In line with Lee-Chin’s vision for the world’s new energy mix, Portland Investment Counsel Inc. has launched the Portland Replacement of Fossil Fuels Alternative Fund. The fund is currently looking to invest in businesses at various stages of the nuclear value chain. In discussing the strategy, Lee-Chin cited another set of preconditions for wealth creation that he thinks nuclear energy meets: a gap between perception and reality, inefficiencies, and a lack of capital.

The gap, he says, is that many people still don’t accept that nuclear power will be the core of our exit from fossil fuel reliance. The inefficiencies, he believes, come from a technology and infrastructure set that is relatively old and ripe for disruption and innovation. The lack of capital, he notes, is something of a product of gaps in investor understanding of nuclear technology as well as the aforementioned inefficiencies.

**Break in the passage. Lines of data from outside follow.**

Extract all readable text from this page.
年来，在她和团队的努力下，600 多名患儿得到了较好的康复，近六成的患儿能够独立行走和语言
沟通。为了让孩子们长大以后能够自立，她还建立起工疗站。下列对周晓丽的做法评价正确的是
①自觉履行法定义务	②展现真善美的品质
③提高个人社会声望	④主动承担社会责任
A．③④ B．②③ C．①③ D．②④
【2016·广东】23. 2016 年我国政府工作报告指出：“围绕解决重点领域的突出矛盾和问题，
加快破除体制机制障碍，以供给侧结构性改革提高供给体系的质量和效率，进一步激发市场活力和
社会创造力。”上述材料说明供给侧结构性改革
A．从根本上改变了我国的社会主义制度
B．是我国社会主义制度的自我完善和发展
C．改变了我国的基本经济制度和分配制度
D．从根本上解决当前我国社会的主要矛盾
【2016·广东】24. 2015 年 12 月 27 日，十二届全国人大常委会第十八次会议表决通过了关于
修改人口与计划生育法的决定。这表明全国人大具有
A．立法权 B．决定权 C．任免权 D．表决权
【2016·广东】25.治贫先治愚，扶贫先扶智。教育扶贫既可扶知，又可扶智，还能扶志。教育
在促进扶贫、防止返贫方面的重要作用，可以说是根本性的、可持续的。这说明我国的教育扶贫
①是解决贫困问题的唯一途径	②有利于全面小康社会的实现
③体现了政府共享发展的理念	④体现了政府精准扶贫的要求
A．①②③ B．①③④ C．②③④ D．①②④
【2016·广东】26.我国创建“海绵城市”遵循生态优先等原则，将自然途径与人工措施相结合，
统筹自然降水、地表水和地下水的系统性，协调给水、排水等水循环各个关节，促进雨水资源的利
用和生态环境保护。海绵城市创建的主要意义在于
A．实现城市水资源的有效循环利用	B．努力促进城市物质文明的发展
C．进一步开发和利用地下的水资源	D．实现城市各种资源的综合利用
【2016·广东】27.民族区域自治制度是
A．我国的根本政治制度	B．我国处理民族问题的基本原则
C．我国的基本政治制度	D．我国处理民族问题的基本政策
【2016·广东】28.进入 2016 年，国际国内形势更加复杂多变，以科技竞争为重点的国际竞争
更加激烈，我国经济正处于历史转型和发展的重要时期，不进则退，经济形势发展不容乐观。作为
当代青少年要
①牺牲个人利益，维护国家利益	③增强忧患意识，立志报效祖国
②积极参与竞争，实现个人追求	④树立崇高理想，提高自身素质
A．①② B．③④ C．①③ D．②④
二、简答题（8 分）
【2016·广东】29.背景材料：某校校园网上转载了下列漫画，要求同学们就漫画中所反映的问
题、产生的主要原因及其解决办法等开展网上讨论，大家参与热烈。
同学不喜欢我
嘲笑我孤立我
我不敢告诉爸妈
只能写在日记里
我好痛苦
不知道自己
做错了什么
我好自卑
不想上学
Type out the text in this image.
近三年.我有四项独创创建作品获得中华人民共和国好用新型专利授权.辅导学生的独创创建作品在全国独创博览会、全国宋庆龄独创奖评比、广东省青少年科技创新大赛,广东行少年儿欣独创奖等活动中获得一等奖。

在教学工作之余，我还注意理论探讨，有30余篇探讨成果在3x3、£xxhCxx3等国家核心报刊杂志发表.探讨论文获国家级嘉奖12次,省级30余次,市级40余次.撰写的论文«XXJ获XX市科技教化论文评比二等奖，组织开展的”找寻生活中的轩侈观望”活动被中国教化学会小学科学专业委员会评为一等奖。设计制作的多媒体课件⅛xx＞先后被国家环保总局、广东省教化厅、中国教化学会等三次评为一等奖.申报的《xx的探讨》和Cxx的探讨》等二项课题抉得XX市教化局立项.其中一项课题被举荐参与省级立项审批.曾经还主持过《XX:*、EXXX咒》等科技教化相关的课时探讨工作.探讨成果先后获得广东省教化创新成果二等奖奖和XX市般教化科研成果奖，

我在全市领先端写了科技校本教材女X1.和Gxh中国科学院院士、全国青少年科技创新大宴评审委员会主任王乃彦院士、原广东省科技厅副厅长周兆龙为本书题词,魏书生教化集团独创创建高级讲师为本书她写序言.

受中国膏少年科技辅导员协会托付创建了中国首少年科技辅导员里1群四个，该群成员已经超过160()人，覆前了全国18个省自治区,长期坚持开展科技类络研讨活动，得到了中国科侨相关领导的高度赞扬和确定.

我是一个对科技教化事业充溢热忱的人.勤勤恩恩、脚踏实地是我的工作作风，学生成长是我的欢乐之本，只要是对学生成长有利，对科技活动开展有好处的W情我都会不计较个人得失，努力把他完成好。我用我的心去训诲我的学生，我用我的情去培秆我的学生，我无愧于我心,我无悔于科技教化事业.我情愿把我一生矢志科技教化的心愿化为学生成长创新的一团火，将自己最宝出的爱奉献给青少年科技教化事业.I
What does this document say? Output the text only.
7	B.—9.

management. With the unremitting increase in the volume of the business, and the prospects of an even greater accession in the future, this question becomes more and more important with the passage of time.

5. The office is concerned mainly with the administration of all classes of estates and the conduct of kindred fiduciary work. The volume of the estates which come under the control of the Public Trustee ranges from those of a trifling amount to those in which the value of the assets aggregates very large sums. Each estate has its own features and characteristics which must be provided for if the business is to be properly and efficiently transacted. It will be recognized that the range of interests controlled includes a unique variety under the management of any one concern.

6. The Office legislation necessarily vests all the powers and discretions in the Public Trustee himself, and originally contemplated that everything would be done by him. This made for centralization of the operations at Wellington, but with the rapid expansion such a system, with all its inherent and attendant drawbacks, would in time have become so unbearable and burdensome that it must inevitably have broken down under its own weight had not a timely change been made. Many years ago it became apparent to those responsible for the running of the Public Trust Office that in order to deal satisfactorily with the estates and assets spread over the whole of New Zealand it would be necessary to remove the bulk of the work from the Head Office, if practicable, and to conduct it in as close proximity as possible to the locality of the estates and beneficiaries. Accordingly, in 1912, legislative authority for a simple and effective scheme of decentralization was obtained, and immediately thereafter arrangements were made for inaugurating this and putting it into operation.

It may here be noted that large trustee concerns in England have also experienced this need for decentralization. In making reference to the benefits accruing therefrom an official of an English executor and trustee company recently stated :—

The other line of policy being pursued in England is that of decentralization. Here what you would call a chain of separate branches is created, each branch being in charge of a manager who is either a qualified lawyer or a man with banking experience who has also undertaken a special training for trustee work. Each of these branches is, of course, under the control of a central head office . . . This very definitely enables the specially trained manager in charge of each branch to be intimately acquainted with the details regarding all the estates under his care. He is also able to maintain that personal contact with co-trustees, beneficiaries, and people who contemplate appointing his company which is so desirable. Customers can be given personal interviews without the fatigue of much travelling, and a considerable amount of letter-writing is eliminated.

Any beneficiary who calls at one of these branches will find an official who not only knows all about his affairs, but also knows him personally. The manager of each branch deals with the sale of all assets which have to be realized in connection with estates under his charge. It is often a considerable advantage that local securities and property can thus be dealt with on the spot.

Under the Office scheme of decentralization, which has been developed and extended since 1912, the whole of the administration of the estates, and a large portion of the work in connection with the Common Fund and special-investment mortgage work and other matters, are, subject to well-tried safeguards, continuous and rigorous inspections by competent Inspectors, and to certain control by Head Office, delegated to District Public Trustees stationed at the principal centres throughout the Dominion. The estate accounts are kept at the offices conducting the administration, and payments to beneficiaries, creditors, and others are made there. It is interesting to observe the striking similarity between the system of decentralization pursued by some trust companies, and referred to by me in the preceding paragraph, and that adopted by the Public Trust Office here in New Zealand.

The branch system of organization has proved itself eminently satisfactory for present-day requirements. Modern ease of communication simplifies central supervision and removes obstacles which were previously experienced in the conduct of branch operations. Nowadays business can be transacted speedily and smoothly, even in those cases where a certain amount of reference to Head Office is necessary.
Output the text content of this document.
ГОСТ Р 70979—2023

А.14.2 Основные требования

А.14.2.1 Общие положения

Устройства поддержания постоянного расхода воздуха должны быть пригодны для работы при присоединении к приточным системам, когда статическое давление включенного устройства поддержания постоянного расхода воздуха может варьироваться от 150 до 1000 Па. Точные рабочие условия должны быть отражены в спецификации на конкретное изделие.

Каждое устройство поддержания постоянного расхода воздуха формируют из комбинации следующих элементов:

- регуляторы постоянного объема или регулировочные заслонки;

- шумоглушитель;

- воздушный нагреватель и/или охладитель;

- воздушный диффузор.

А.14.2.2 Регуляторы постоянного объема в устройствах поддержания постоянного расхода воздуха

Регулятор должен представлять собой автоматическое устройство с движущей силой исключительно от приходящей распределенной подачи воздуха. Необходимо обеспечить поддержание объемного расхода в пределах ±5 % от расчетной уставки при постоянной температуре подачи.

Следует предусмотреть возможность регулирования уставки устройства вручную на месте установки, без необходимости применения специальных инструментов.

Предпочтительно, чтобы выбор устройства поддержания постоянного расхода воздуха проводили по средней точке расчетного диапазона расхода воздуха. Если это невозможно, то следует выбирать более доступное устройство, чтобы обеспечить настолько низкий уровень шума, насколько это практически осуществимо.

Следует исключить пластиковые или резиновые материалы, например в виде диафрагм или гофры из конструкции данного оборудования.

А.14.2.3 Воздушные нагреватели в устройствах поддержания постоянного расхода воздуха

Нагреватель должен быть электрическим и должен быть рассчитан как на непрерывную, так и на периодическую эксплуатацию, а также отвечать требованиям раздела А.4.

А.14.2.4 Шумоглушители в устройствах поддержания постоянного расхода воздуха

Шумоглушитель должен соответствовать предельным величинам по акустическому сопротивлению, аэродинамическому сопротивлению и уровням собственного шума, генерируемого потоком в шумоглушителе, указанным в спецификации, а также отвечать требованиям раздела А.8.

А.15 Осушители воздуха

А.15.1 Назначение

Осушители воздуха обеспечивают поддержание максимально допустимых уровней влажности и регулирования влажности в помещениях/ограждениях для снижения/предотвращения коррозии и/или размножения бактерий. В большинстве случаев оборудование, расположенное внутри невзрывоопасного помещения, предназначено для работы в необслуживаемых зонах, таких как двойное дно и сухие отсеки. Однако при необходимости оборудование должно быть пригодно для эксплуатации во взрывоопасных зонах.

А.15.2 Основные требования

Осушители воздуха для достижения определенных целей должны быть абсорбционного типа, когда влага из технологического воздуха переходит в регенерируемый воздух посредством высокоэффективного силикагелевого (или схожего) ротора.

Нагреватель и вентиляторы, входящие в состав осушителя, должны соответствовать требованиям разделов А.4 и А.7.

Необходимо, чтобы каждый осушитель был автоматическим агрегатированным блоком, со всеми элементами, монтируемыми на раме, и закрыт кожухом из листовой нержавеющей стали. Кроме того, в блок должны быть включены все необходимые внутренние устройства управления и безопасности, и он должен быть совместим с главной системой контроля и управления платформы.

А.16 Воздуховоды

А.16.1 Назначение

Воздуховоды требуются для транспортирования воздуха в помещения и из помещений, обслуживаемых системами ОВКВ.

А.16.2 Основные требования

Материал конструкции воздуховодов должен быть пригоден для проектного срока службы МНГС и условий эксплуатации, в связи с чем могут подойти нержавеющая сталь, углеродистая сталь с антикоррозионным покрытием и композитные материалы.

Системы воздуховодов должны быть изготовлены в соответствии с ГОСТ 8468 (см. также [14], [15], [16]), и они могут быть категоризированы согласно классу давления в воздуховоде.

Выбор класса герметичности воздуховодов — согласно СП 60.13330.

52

Christopher Deir says that the shift towards greater efficiency and better understanding of Nuclear is now underway. Deir is the Chief Nuclear Officer at AIC Global Holdings Inc., a subsidiary of Portland Holdings. He noted that in the US, Canada, and around the world there are ongoing public private partnerships building new reactors using new technologies. These projects represent the first wave, he says, and are largely underpinned by government aid through cost share funding and support because the cost and regulatory approval structures of these projects are not fully known. Once this first wave is completed, he says, there should be a much larger rush to develop more reactor projects.

“We’re seeing clear signals out there. At COP28, 22 countries have committed to triple their nuclear reactors by 2050,” Deir says, “That’s the second wave.”

One of the key technological developments behind these projects is the onset of small modular reactors (SMRs) and very small modular reactors (vSMRs). These reactors promise much faster turnaround times to construct and are less capital-intensive to build and run. Deir notes that they can play a key role in bringing power to rural and remote areas, while also supplementing larger urban centres. Unlike renewables such as solar and wind, Deir says, nuclear energy generates heat rather than just electricity. Using renewable electricity to generate heat is very inefficient, while an SMR can help support our needs for both heat and electricity.

Lee-Chin explains that in working to access nuclear power as an investment trend, he is seeking the ‘picks and shovels’ of the industry as well as its downstream impacts. That means accessing uranium production, SMR and vSMR technology, construction and implementation, and some of the technological uses of SMRs and vSMRs — such as hydrogen fuel production.

Despite some Canadian leadership in the development of SMR technology, Lee-Chin believes that nuclear is underrepresented in Canadian pensions’ portfolios. He and Deir attribute some of that gap to the need to further understanding on the part of pension plans. As they consider the role nuclear energy may play in the future, Lee-Chin says that developing a fulsome understanding will be key.

“Pension funds today have little to no exposure [to nuclear]. If the dominant source of energy is going to be nuclear, and you have limited exposure today, you should be transitioning to what’s coming and the enablers of what’s coming,” Lee-Chin says. “Investing can be distilled down to one word: understanding. How can you diligence an SMR? Most money managers can’t…That’s why we hired a technical team, that’s why we have partners who have been in the business for 75 years, that’s why we are close to SMR companies. Portland is working closely with some of the Canadian pension funds to bridge this gap and advance nuclear initiatives in Canada and globally."